The yen strengthened against the dollar on Wednesday, but lacked follow-through and remained near year-to-date lows hit a day earlier. Real wages in Japan fell for the 21st consecutive month in December and household spending fell for the 10th consecutive month, an unwelcome development for the Bank of Japan (BoJ). This, coupled with the basically bullish tone in global stock markets, prevents traders from going long on the safe-haven currency yen again.

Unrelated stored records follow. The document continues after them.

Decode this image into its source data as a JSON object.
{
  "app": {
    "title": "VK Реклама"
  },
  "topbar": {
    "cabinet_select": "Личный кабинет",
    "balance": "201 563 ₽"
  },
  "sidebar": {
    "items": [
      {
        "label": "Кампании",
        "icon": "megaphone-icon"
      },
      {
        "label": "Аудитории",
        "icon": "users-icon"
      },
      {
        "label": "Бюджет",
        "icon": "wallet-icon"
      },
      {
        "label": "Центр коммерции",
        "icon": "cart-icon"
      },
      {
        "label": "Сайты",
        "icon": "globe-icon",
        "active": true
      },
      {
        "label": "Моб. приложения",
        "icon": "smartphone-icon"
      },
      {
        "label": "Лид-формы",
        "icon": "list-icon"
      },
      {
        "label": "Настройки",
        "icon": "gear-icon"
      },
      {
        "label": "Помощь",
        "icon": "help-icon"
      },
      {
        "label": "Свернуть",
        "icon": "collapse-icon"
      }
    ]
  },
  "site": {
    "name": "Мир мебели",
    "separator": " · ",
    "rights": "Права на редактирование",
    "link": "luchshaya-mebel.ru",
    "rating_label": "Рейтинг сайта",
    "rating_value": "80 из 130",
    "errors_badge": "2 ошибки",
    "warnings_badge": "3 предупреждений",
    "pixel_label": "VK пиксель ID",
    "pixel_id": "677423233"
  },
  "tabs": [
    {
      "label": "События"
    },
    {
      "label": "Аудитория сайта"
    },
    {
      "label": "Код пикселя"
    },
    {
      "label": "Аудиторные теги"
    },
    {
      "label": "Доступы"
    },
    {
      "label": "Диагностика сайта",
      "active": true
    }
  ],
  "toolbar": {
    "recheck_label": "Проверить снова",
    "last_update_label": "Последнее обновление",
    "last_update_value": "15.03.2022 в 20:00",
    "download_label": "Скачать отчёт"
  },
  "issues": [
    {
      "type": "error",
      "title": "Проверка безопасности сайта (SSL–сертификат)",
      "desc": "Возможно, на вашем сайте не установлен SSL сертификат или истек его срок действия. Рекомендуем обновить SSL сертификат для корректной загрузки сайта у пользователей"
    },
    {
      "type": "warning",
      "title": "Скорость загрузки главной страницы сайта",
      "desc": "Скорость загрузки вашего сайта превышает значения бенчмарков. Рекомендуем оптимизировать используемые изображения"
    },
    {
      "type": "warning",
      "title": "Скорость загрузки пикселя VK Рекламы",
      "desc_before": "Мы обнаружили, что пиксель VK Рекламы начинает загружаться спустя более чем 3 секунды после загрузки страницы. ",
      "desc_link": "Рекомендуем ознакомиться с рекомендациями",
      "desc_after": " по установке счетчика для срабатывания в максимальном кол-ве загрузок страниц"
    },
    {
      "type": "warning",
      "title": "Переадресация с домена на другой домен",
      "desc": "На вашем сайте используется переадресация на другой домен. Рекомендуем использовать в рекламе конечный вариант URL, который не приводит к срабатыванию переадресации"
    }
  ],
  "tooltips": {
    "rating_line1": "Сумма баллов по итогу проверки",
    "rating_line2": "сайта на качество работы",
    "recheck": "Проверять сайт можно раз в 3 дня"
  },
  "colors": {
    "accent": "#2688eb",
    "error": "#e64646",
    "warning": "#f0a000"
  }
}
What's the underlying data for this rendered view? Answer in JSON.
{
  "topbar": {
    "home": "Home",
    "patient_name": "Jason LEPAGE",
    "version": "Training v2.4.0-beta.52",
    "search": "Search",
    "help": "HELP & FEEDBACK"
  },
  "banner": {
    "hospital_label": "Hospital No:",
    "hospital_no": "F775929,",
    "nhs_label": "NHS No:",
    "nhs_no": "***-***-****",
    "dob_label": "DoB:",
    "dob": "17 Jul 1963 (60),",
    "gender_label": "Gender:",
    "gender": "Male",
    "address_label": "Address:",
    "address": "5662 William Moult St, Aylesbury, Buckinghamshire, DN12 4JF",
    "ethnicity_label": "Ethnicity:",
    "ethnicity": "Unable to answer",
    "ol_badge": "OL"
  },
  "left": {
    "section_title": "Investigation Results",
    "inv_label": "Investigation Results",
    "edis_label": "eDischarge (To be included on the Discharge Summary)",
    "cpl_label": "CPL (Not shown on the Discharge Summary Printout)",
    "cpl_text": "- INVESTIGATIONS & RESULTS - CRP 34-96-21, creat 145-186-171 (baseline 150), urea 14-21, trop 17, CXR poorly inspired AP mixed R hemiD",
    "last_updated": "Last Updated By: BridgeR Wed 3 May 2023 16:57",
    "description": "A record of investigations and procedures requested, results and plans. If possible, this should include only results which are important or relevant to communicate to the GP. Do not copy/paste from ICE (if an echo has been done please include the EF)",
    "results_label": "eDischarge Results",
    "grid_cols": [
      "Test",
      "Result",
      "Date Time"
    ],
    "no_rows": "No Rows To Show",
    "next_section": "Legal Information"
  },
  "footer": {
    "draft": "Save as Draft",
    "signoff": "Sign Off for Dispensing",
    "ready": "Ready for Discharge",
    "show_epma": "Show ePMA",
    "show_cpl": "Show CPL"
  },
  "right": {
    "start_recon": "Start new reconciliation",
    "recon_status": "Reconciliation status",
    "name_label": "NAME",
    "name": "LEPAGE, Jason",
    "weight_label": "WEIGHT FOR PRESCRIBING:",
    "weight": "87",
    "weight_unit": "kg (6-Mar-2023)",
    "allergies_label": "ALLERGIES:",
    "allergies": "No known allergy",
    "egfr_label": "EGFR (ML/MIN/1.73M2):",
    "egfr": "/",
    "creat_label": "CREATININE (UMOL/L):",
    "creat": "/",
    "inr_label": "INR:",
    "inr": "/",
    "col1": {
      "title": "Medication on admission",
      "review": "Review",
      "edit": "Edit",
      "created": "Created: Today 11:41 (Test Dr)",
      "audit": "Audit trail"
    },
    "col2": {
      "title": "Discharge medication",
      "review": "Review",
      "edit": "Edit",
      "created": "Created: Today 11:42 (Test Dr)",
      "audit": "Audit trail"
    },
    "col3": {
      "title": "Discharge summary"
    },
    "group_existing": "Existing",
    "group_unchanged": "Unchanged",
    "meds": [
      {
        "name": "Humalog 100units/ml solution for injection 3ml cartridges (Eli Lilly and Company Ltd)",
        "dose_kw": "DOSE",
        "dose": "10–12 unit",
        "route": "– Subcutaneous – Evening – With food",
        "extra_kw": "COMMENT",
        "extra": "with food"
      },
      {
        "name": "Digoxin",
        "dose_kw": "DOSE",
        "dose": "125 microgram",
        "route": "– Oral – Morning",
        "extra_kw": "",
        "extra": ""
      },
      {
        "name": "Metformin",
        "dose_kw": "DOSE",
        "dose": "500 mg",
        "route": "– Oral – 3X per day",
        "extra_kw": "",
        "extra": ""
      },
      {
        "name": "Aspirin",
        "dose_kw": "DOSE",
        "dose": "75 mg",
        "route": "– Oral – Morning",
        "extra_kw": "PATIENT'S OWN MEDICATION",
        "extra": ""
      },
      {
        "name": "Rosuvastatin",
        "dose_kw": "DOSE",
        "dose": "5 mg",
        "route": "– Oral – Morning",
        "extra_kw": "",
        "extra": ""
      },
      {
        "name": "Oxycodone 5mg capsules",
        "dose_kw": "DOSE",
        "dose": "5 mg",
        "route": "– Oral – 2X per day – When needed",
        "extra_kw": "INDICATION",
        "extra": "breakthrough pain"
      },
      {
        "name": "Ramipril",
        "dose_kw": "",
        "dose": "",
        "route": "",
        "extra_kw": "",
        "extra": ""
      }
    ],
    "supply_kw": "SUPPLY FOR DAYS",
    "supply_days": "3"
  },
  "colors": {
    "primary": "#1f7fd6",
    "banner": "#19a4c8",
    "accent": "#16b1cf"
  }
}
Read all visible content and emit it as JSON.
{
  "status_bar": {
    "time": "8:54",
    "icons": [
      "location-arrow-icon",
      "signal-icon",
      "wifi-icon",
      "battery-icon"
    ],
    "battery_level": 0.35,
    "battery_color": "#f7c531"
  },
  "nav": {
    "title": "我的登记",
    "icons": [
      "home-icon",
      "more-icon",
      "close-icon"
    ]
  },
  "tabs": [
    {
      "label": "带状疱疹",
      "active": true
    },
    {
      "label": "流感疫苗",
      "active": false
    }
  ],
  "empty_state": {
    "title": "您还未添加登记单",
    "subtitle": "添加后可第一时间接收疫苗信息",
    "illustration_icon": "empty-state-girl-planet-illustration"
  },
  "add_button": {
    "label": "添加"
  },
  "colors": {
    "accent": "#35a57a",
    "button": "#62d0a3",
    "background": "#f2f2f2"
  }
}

However, market participants appear to believe wage growth this year could exceed that of 2023 and pave the way for the Bank of Japan to exit a decade of ultra-easy monetary policy. In addition, the risk of further escalation of geopolitical tensions in the Middle East and concerns about China’s economic slowdown have also become “tailwinds” for the yen. Coupled with an overnight pullback in U.S. Treasury yields, the U.S. dollar (USD) continues to trade below its highest level in nearly three months hit earlier this week, weighing on USD/JPY.

Meanwhile, recent upbeat U.S. macro data, including Friday’s jobs report, suggest the U.S. economy remains resilient, which should allow the Federal Reserve to keep interest rates higher for longer. Additionally, recent hawkish comments from several Fed officials should act as a tailwind for U.S. bond yields and support the prospect of some dollar dip buying. In turn, caution is warranted before any meaningful declines in USD/JPY ahead of the Fed’s speech later in the North American session.